The machines in a cell belong to a single cluster…

通常基于多个数据中心的集群之上还可以构建一个更高层的管理平台,负责一些跨数据中心的策略相对简单的调度,比如k8s的federation。

2.3 Jobs and tasks

A Borg job’s properties include its name, owner, and the number of tasks it has

Job相当于一个Service或者Batch Job,task相当于Service或者Batch Job的每个实例,通常一个实例也对应着一个容器。

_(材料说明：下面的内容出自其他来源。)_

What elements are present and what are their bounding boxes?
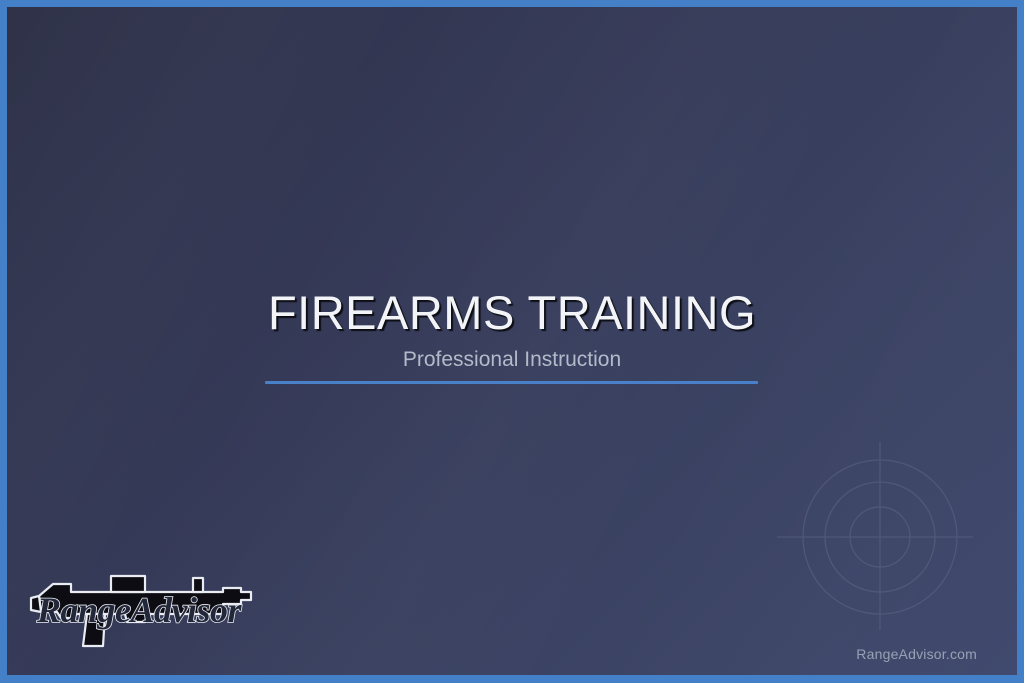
slide-canvas: FIREARMS TRAINING Professional Instructi… bbox=[7, 7, 1017, 675]
title-block: FIREARMS TRAINING Professional Instructi… bbox=[7, 289, 1017, 370]
presentation-slide: FIREARMS TRAINING Professional Instructi… bbox=[0, 0, 1024, 683]
page-subtitle: Professional Instruction bbox=[7, 349, 1017, 370]
brand-logo: RangeAdvisor bbox=[27, 562, 272, 652]
crosshair-target-icon bbox=[773, 430, 973, 630]
page-title: FIREARMS TRAINING bbox=[7, 289, 1017, 336]
footer-url: RangeAdvisor.com bbox=[856, 646, 977, 662]
accent-divider bbox=[265, 381, 758, 384]
logo-wordmark: RangeAdvisor bbox=[37, 592, 269, 628]
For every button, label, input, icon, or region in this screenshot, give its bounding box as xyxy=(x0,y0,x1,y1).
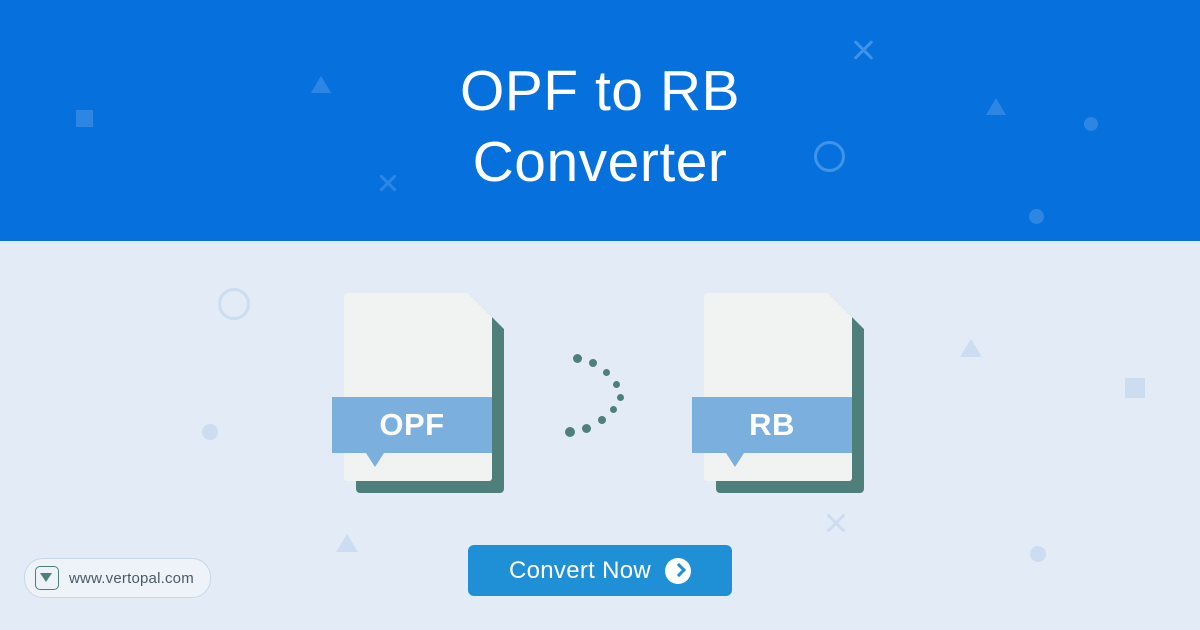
target-file-card: RB xyxy=(704,293,864,493)
triangle-icon xyxy=(336,534,358,552)
square-icon xyxy=(1125,378,1145,398)
circle-outline-icon xyxy=(218,288,250,320)
brand-url-label: www.vertopal.com xyxy=(69,570,194,587)
triangle-icon xyxy=(960,339,982,357)
page-title: OPF to RB Converter xyxy=(0,56,1200,198)
page-fold-cover xyxy=(468,293,504,329)
convert-now-label: Convert Now xyxy=(509,557,651,585)
band-notch xyxy=(366,453,384,467)
source-format-label: OPF xyxy=(379,407,444,443)
x-mark-icon xyxy=(824,511,848,535)
target-format-band: RB xyxy=(692,397,852,453)
vertopal-logo-icon xyxy=(35,566,59,590)
dotted-arrow-icon xyxy=(565,348,635,440)
convert-now-button[interactable]: Convert Now xyxy=(468,545,732,596)
dot-icon xyxy=(202,424,218,440)
dot-icon xyxy=(1029,209,1044,224)
arrow-right-circle-icon xyxy=(665,558,691,584)
target-format-label: RB xyxy=(749,407,795,443)
page-fold-cover xyxy=(828,293,864,329)
band-notch xyxy=(726,453,744,467)
promo-banner: OPF to RB Converter OPF xyxy=(0,0,1200,630)
brand-badge[interactable]: www.vertopal.com xyxy=(24,558,211,598)
source-file-card: OPF xyxy=(344,293,504,493)
dot-icon xyxy=(1030,546,1046,562)
header-banner: OPF to RB Converter xyxy=(0,0,1200,241)
source-format-band: OPF xyxy=(332,397,492,453)
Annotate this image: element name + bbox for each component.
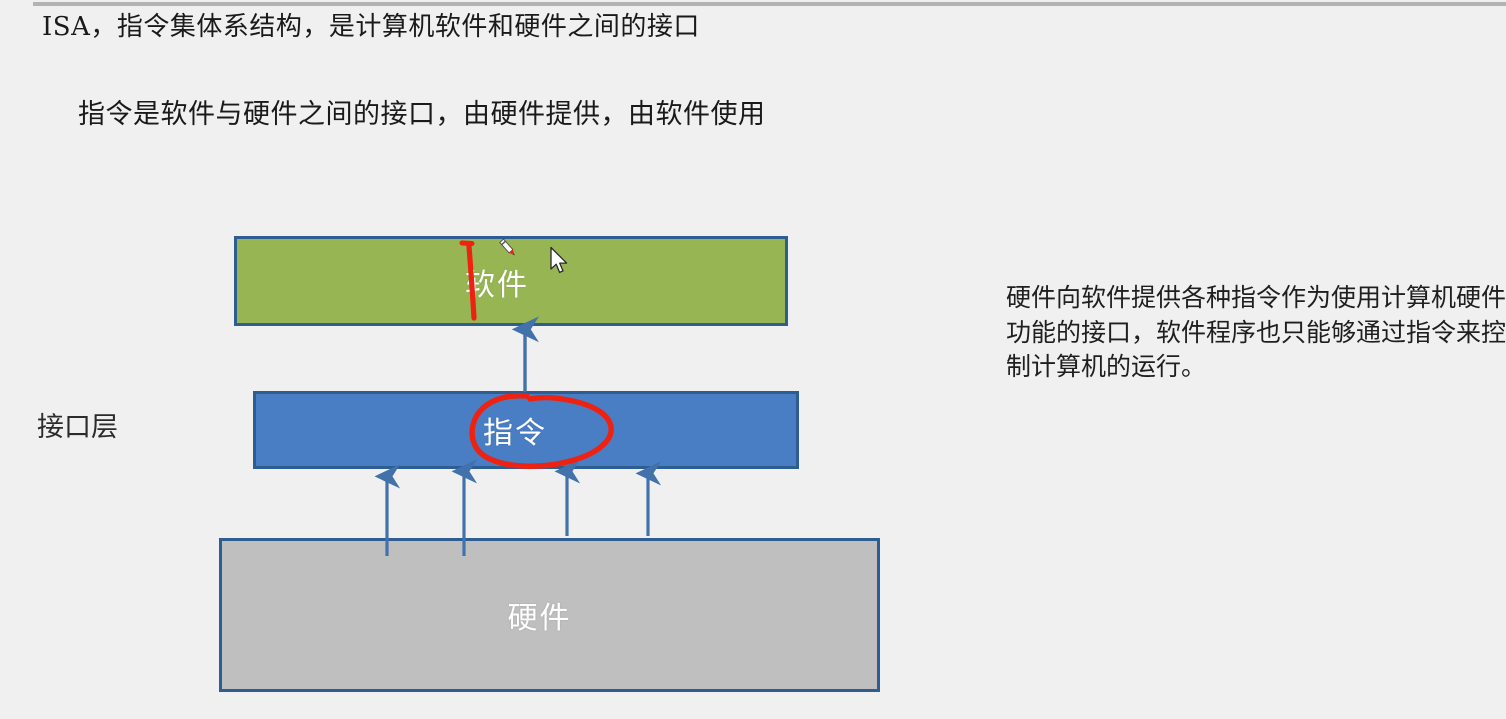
hardware-box[interactable]: 硬件 — [219, 538, 880, 692]
top-divider-rule — [33, 2, 1506, 6]
hardware-box-label: 硬件 — [508, 593, 572, 637]
software-box-label: 软件 — [465, 260, 529, 304]
mouse-pointer-icon — [549, 246, 571, 276]
page-title: ISA，指令集体系结构，是计算机软件和硬件之间的接口 — [42, 10, 700, 45]
instruction-box[interactable]: 指令 — [253, 391, 799, 469]
pen-cursor-icon — [496, 236, 522, 262]
subtitle-line: 指令是软件与硬件之间的接口，由硬件提供，由软件使用 — [78, 97, 766, 133]
explanation-paragraph: 硬件向软件提供各种指令作为使用计算机硬件功能的接口，软件程序也只能够通过指令来控… — [1006, 281, 1506, 385]
slide-canvas: ISA，指令集体系结构，是计算机软件和硬件之间的接口 指令是软件与硬件之间的接口… — [0, 0, 1506, 719]
instruction-box-label: 指令 — [483, 408, 547, 452]
interface-layer-label: 接口层 — [37, 405, 118, 444]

实例之间大多数属性是相同的,比如资源需求,调度的机器过滤与容错策略等,少部分是唯一的,比如在Service或者Batch Job的索引等。

2.4 Allocs

A Borg alloc (short for allocation) is a reserved set of re- sources on a machine in which one or more tasks can be run…

类似k8s的pod,一个alloc对应一个容器,通常与一个task实例对应,但是一个alloc和一个容器可以跑多个task实例,这些实例之间是共享资源的,并且处于相同的资源namespace。

An alloc set is like a job: it is a group of allocs that reserve resources on multiple machines…

容器组,通常对应一个Service或者Batch Job,容器组中容器的数量通常对应于task的数量。

2.5 Priority, quota, and admission control

Borg defines non-overlapping priority bands for dif- ferent uses, including (in decreasing-priority order): monitoring, production, batch, and best effort (also known as testing or free)…

优先级与抢占,这里定义的是Monitoring、Production,Batch,Best-effort的四种大的优先级band,每个band可有更细粒度的优先级。高优先级的Job可以抢占低优先级的Job,但是生产级别(Monitoring, Production)的Job之间不允许抢占。

Quota-checking is part of admission control, not scheduling: jobs with insufficient quota are immediately rejected upon submission…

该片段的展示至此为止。